Table 6. Random vibration input specifications for the satellite test along the z-direction.

Frequency	Random Vibration Input (g2/Hz)
20	0.01
50	0.01
100	0.0301
200	0.05
500	0.05
510	0.025
850	0.025
900	0.01
1500	0.01
2000	0.001
Duration: 120 s
6.09 grms

).

Figure 10 presents the results of the LLSS (low-level sine sweep) test that was conducted on the CoG, battery, power supply unit (PSU), and SAR antenna attachment of the satellite before and after the random vibration test. The LLSS test was performed with a 0.15 g sine load in the frequency range of 5 to 2000 Hz.

Table 7. Results of the low-level sine sweep test conducted on the S-STEP satellite before and after the random vibration test.

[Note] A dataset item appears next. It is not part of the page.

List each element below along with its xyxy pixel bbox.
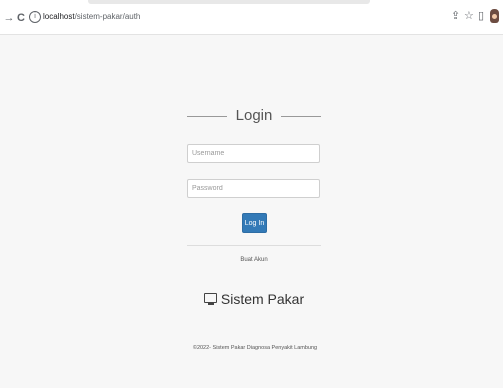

Part	Status	1st Peak Frequency	Frequency Shift Difference (%)
CoG	Before Random	36.3	2.47
	After Random	35.4
Battery	Before Random	27	2.59
	After Random	26.3
PSU	Before Random	26.5	4.15
	After Random	25.4
SAR Ant.	Before Random	27.2	3.68
	After Random	26.2

shows a comparison of the LLSS results for the S-STEP satellite before and after the random vibration test. By comparing the 1st peak frequency values before and after the random vibration test, it was determined that the frequency shift was below 5% (the pass/fail criterion of the vibration test). The LLSS results demonstrate that there was no structural deformation in the S-STEP satellite before or after the random vibration test. This indicates that the proposed concept of a multilayered high-damping CFRP-based patch can effectively ensure the structural stability of an S-STEP satellite under launch conditions and enable it to enter its mission orbit without the need for major modifications to the design of the satellite’s primary structure. This vibration reduction mechanism also enables the completion of the production of the satellite according to the designated schedule.

5. Conclusions

In this study, we developed an attachable vibration reduction structure to improve the structural dynamics of an active small SAR S-STEP satellite and reduce the structural vibrations generated by the dynamic loads generated in the launch environment without the need for any major design changes. In order to design the stacking sequence and determine the type of material we would use for the vibration reduction structure, the sine and random vibration reduction performances of the CFRP- and FR4-based patches were investigated at the specimen level. Next, lap shear tests were conducted to evaluate the adhesive stability of the damping tape. Finally, the structural stability of the S-STEP satellite with the CFRP-based patch was experimentally verified using sine and random vibration tests. The results obtained from the vibration and lap shear tests yielded the following conclusions:

(1)

In the sine and random vibration tests, the acceleration and PDS response of S-STEP satellite satisfied the dynamic stability requirements of the vibrational test specification. The maximum acceleration response measured during the sine vibration test (15.02 g) was lower than the design load of the satellite (18 g). Additionally, the RMS value at the CoG (5.84 grms) measured during the random vibration test was lower than the input profile (6.09 grms).

(2)

In the lap shear tests, the average shear strength of the specimens was approximately 8.28 MPa. Since the maximum shear stress obtained from the sine vibration analysis was approximately 5.2 MPa, the multilayered high-damping CFRP-based patch was able to prevent delamination from occurring between the damping tape and CFRP plate.

The CFRP-based patch developed in this study enables the development of lightweight satellite structures with high stiffness and high vibration reduction performance relative to the added mass. It is possible to improve the structural stability of pre-manufactured satellite structures during a satellite’s development process. The lightweight vibration reduction mechanism developed in this study is one of the best means of protecting vibration-sensitive components, such as the interface between the launch adaptor and the satellite, or the satellite structure, which is the fundamental framework for attaching components such as the battery, power supply unit, etc. Utilizing the attachable vibration reduction structure proposed in this study should enable active adaptation to the rapidly evolving new space industry ecosystem and ensure that the design, evaluation, and launch processes can be completed efficiently.